Speaking to The Independent on Sunday, however, he remarked: 'I strongly believe that nationalism has no place at the end of the twentieth century.' Suggest to him that he, too, is a nationalist, and he just starts talking again about 'peace'.

Mr Milosevic's statements seem so spectacularly at odds with visible reality that it is difficult to know what is in his mind. Some argue that he deliberately tells cynical lies. Others suggest that, as an old Communist Party boss, he has become used to saying things which he neither believes nor disbelieves.

IN Mr Milosevic's hotel suite, it was getting late, and the bodyguards were getting restless. The presidential plane was due to leave at half past midnight. Mr Milosevic wondered aloud if he would be able to fly over Austrian airspace, and complained that some countries were being obstructive about allowing his plane through. UN sanctions mean that Belgrade airport is closed for international flights; each flight needs special UN authorisation.

The country that Mr Milosevic was returning to - whether you call it Serbia, or rump Yugoslavia - faces enormous uncertainty and difficult choices. Mr Milosevic, as he sat in Knightsbridge, seemed confident that he could postpone such choices into the indefinite future.

He could tell the world's politicians that he was ready to go along with whatever they wanted. Yet a few hours later, he was ready to explain to a journalist how his 'yes' means 'no', and how two plus two makes approximately three.

In territorial terms, Serbian forces are winning the war. In other respects, their victory is turning sour. The economy is collapsing, partly because of sanctions, more because of the costs of the war and chronic mismanagement. In the long run, Serbia's military expansionism will surely prove untenable. The conference spent much time telling that to the Serbs, but rather less thinking about what arrangements should be made after the war for Serbs living outside Serbia.

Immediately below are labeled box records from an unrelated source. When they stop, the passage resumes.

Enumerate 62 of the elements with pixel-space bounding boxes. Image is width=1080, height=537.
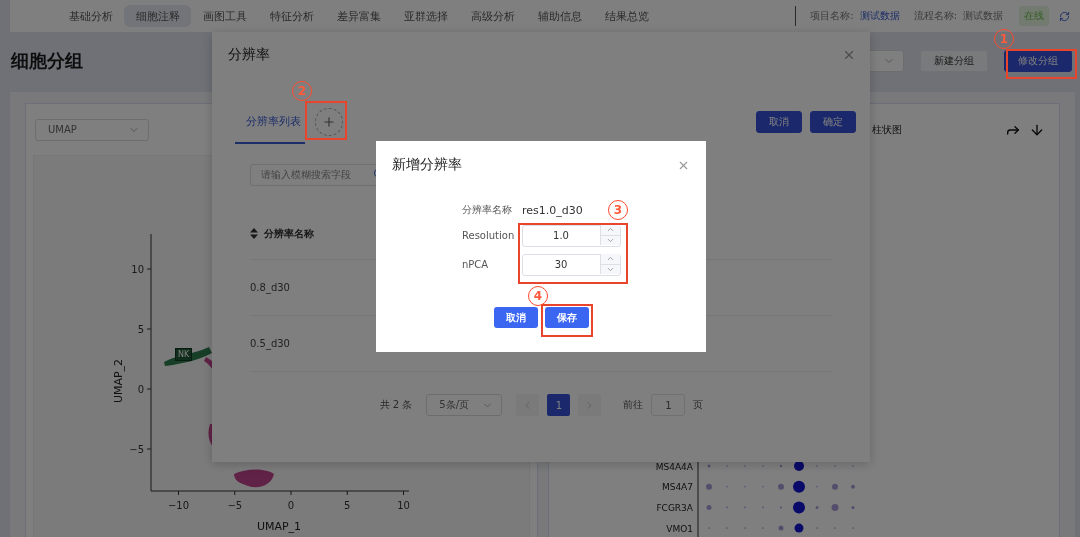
nav-tab[interactable]: 辅助信息: [526, 5, 593, 27]
flow-label: 流程名称:: [913, 9, 957, 23]
dialog-tab[interactable]: 分辨率列表: [235, 100, 305, 144]
field-value: res1.0_d30: [522, 203, 583, 217]
field-label: 分辨率名称: [462, 203, 513, 217]
dialog-button[interactable]: 确定: [810, 111, 856, 133]
tick-label: 0: [137, 384, 144, 395]
total-count: 共 2 条: [379, 398, 413, 412]
tick-label: −5: [227, 500, 243, 511]
axis-title: UMAP_1: [256, 520, 302, 533]
nav-tab[interactable]: 差异富集: [325, 5, 392, 27]
tick-label: −10: [167, 500, 190, 511]
tick-label: 5: [344, 500, 351, 511]
dialog-button[interactable]: 保存: [544, 307, 589, 328]
reduction-select[interactable]: UMAP: [35, 118, 149, 141]
add-button[interactable]: [315, 108, 343, 136]
dialog-button[interactable]: 取消: [756, 111, 802, 133]
gene-label: VMO1: [666, 523, 693, 534]
card-title: 柱状图: [872, 122, 902, 137]
plus-icon: [322, 115, 336, 129]
refresh-icon[interactable]: [1059, 10, 1070, 22]
field-label: Resolution: [462, 229, 516, 241]
nav-tab[interactable]: 特征分析: [258, 5, 325, 27]
nav-tab[interactable]: 细胞注释: [124, 5, 191, 27]
tick-label: 10: [131, 264, 144, 275]
tick-label: 5: [137, 324, 144, 335]
header-button[interactable]: 新建分组: [920, 50, 988, 72]
status-tag: 在线: [1019, 6, 1049, 26]
gene-label: MS4A4A: [655, 461, 693, 472]
tick-label: −5: [129, 444, 144, 455]
tick-label: 0: [287, 500, 295, 511]
highlight-frame: [1006, 49, 1077, 79]
column-header: 分辨率名称: [264, 226, 314, 241]
axis-title: UMAP_2: [112, 358, 125, 404]
nav-tab[interactable]: 亚群选择: [392, 5, 459, 27]
project-name: 测试数据: [859, 9, 900, 23]
dialog-button[interactable]: 取消: [493, 307, 538, 328]
page-title: 细胞分组: [11, 49, 83, 73]
project-label: 项目名称:: [810, 9, 854, 23]
highlight-frame: [305, 101, 347, 140]
highlight-frame: [541, 304, 593, 337]
gene-label: FCGR3A: [656, 502, 693, 513]
next-page-button[interactable]: [578, 394, 602, 416]
nav-tab[interactable]: 基础分析: [57, 5, 124, 27]
page-size-select[interactable]: 5条/页: [426, 394, 503, 416]
field-label: nPCA: [462, 258, 490, 270]
tick-label: 10: [397, 500, 410, 511]
dialog-title: 分辨率: [228, 46, 270, 64]
cluster-label: NK: [175, 348, 193, 361]
table-cell: 0.8_d30: [250, 282, 290, 293]
nav-tab[interactable]: 画图工具: [191, 5, 258, 27]
nav-tab[interactable]: 结果总览: [593, 5, 660, 27]
goto-input[interactable]: 1: [651, 394, 686, 416]
close-button[interactable]: [842, 48, 856, 62]
gene-label: MS4A7: [661, 482, 693, 493]
nav-tab[interactable]: 高级分析: [459, 5, 526, 27]
goto-suffix: 页: [693, 398, 704, 412]
dialog-title: 新增分辨率: [392, 156, 462, 174]
goto-label: 前往: [623, 398, 644, 412]
page-button[interactable]: 1: [547, 394, 571, 416]
sort-icon[interactable]: [250, 228, 258, 239]
table-cell: 0.5_d30: [250, 338, 290, 349]
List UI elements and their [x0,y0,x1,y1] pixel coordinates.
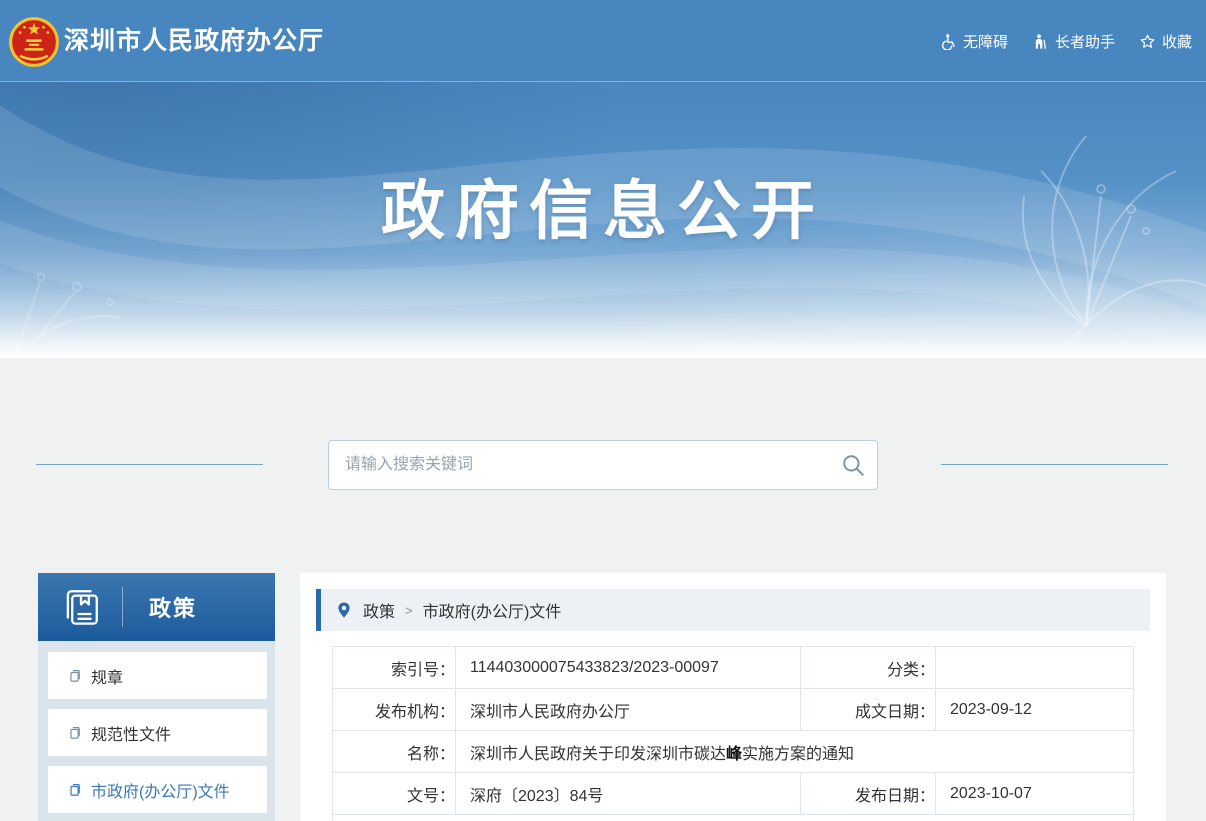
index-number-label: 索引号： [333,647,456,689]
document-title-label: 名称： [333,731,456,773]
favorite-link[interactable]: 收藏 [1139,31,1192,52]
sidebar-item-label: 规范性文件 [91,721,171,745]
book-icon [60,586,102,628]
right-divider-line [941,464,1168,465]
category-label: 分类： [801,647,936,689]
favorite-label: 收藏 [1162,31,1192,52]
sidebar-header-divider [122,587,123,627]
document-icon [68,668,83,683]
elder-assistant-link[interactable]: 长者助手 [1032,31,1115,52]
date-published-value: 2023-10-07 [936,773,1134,815]
breadcrumb-policy[interactable]: 政策 [363,598,395,622]
sidebar-items: 规章 规范性文件 [38,641,275,813]
national-emblem-logo [8,16,60,68]
breadcrumb-current[interactable]: 市政府(办公厅)文件 [423,598,562,622]
document-number-label: 文号： [333,773,456,815]
accessibility-label: 无障碍 [963,31,1008,52]
sidebar-item-regulations[interactable]: 规章 [48,652,267,699]
document-title-highlight: 峰 [726,746,742,763]
star-icon [1139,33,1156,50]
date-written-label: 成文日期： [801,689,936,731]
document-title-value: 深圳市人民政府关于印发深圳市碳达峰实施方案的通知 [456,731,1134,773]
document-title-prefix: 深圳市人民政府关于印发深圳市碳达 [470,746,726,763]
index-number-value: 114403000075433823/2023-00097 [456,647,801,689]
document-title-suffix: 实施方案的通知 [742,746,854,763]
main-layout: 政策 规章 [0,573,1206,821]
document-meta-table: 索引号： 114403000075433823/2023-00097 分类： 发… [332,646,1134,821]
table-row: 名称： 深圳市人民政府关于印发深圳市碳达峰实施方案的通知 [333,731,1134,773]
document-panel: 政策 > 市政府(办公厅)文件 索引号： 114403000075433823/… [300,573,1166,821]
page-title: 政府信息公开 [0,160,1206,252]
left-divider-line [36,464,263,465]
search-icon [840,452,866,478]
header-utility-links: 无障碍 长者助手 收藏 [940,0,1192,82]
sidebar-item-normative-documents[interactable]: 规范性文件 [48,709,267,756]
issuing-agency-label: 发布机构： [333,689,456,731]
elder-assistant-label: 长者助手 [1055,31,1115,52]
issuing-agency-value: 深圳市人民政府办公厅 [456,689,801,731]
table-row: 索引号： 114403000075433823/2023-00097 分类： [333,647,1134,689]
search-section [0,440,1206,490]
site-title-link[interactable]: 深圳市人民政府办公厅 [64,0,324,82]
accessibility-icon [940,33,957,50]
document-icon [68,782,83,797]
search-button[interactable] [839,452,867,480]
sidebar-item-label: 市政府(办公厅)文件 [91,778,230,802]
category-value [936,647,1134,689]
sidebar-header: 政策 [38,573,275,641]
hero-banner: 政府信息公开 [0,82,1206,358]
search-input[interactable] [329,441,877,489]
table-row: 文号： 深府〔2023〕84号 发布日期： 2023-10-07 [333,773,1134,815]
content-area: 政策 规章 [0,358,1206,821]
search-box [328,440,878,490]
sidebar-header-title: 政策 [149,591,197,623]
document-icon [68,725,83,740]
document-number-value: 深府〔2023〕84号 [456,773,801,815]
table-row-partial [333,815,1134,821]
policy-sidebar: 政策 规章 [38,573,275,821]
elder-assistant-icon [1032,33,1049,50]
breadcrumb-separator: > [405,603,413,618]
date-published-label: 发布日期： [801,773,936,815]
breadcrumb: 政策 > 市政府(办公厅)文件 [316,589,1150,631]
table-row: 发布机构： 深圳市人民政府办公厅 成文日期： 2023-09-12 [333,689,1134,731]
sidebar-item-label: 规章 [91,664,123,688]
date-written-value: 2023-09-12 [936,689,1134,731]
site-header: 深圳市人民政府办公厅 无障碍 长者助手 收藏 [0,0,1206,82]
location-pin-icon [335,601,353,619]
sidebar-item-municipal-documents[interactable]: 市政府(办公厅)文件 [48,766,267,813]
accessibility-link[interactable]: 无障碍 [940,31,1008,52]
table-row-partial-cell [333,815,1134,821]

Mr Milosevic's own political strength remains unclear. He seems more powerful than the enthusiastic Serbian-born businessman from California, Milan Panic, who is the new prime minister of the rump Yugoslavia. Mr Panic's claim that he would win any battle with the Serbian president received a studied response from Mr Milosevic: 'I think Panic wanted to show his independent position - and that's a good thing for a prime minister.'

During opposition demonstrations in Belgrade earlier this year, Mr Milosevic suggested that he might step down at the end of the year. But on Thursday night he denied that he was ready to move into the background. On the contrary, he expressed confidence that he would continue to be Serbian president for some time. 'If I go into an election, no doubt I would be elected.'

Eventually, Serbs may decide that enough is enough. But it is by no means certain that they are yet ready either to rebel openly against Mr Milosevic or even to vote him out.